Buffer caching. The library internally has to use many temporary memory buffers. Some of those it reuses as much as it can (e.g. for filename normalization), but some operations (
fsl_content_get()
in particular) have to use several, potentially many, temporary buffers of arbitrary sizes, which can easily lead it to allocating hundreds of thousands of times for a total of 1GB+, in a single session even if it only allocates a max concurrent memory of less than 15MB. We can probably improve this situation by installing a buffer cache intended primarily for use withfsl_content_get()
, in which we store some number of buffers totaling some certain max amount of concurrent memory. This could be achieved relatively inexpensively by either hard-coding a buffer array size (e.g. 10) or modifyingfsl_buffer()
to be a singly-linked list, the links being used solely for such a cache, and keeping the buffers in alloced-size order.

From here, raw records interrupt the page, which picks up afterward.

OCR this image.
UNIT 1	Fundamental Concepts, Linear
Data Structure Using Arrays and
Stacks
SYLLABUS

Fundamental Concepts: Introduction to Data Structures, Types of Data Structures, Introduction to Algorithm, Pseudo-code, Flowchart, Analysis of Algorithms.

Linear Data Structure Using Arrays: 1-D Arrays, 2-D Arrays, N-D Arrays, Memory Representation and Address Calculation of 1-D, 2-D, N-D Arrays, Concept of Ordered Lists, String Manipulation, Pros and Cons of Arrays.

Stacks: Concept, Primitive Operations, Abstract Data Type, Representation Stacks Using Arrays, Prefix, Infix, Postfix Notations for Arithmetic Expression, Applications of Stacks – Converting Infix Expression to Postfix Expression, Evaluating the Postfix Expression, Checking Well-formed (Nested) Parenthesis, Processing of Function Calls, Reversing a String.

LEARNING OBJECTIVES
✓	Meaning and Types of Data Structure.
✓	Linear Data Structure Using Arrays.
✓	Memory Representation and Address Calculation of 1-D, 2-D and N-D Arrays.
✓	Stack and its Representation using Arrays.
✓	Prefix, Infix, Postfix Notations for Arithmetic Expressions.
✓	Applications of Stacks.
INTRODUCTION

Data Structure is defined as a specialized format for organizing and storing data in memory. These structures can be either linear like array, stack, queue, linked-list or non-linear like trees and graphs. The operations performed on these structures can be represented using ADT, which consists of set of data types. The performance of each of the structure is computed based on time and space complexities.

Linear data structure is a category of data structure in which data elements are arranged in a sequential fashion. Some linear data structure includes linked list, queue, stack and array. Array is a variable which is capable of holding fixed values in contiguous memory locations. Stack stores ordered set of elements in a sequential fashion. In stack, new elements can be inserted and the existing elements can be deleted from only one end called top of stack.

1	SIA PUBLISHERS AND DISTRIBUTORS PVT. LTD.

The catch there, however, is that the decompression and de-deltification steps effectively makes reuse of such buffers next to impossible because we cannot easily and efficiently do those operations in-place in existing buffers.
Remote Synchronization
This will(?) be implemented in terms of abstract streaming APIs, very possibly the ones the library already uses for the majority of its file I/O and abstracting output streaming (e.g. it uses an abstract output stream for diff output, rather than writing directly to a buffer).
This will almost certainly be one of the last major features.
Wiki Parsing and Rendering
This set of features hovers right on the edge of out-of-scope for the core libfossil. Rendering is necessarily output-format-specific and the library has no business defining such outputs. Also...
The fossil implementations of these are not written with port-friendliness in mind, so a complete reimplementation would possibly be necessary.
In order to support near-arbitrary applications the wiki parsers need to be implemented in such a way that clients can customize (via hooks/callbacks) how links/references are generated.
The venerable Fossil Wiki format has the lowest priority. In practice markdown has easily taken the lead, and only old (pre-markdown) docs tend to be maintained in that format. However... checkin comments support a mime-type but several fossil(1) internals assume fossil-wiki format for those and we have 15+ years of checkin history in the wild which relies on that, so there is no real escaping from that format.
Non-TODOs
Any and all UI-related elements, including HTML, CSS, and JavaScript. The library will enable such applications but will not provide, e.g., an HTML framework beyond perhaps (maybe) diff and/or wiki rendering (the former being likely but the latter unlikely).
Scripting of tickets. There are no current plans to 100% mimic fossil's TH1 scripting of tickets. Fossil's use of TH1 was one of convenience, not long-term practicality. The library itself will have no "official" scripting language, but is designed specifically to make tying it to scripting engines relatively straightforward. We have a standalone copy of TH1 which "could" be integrated with little work, but doing so would not be an ideal path to go down.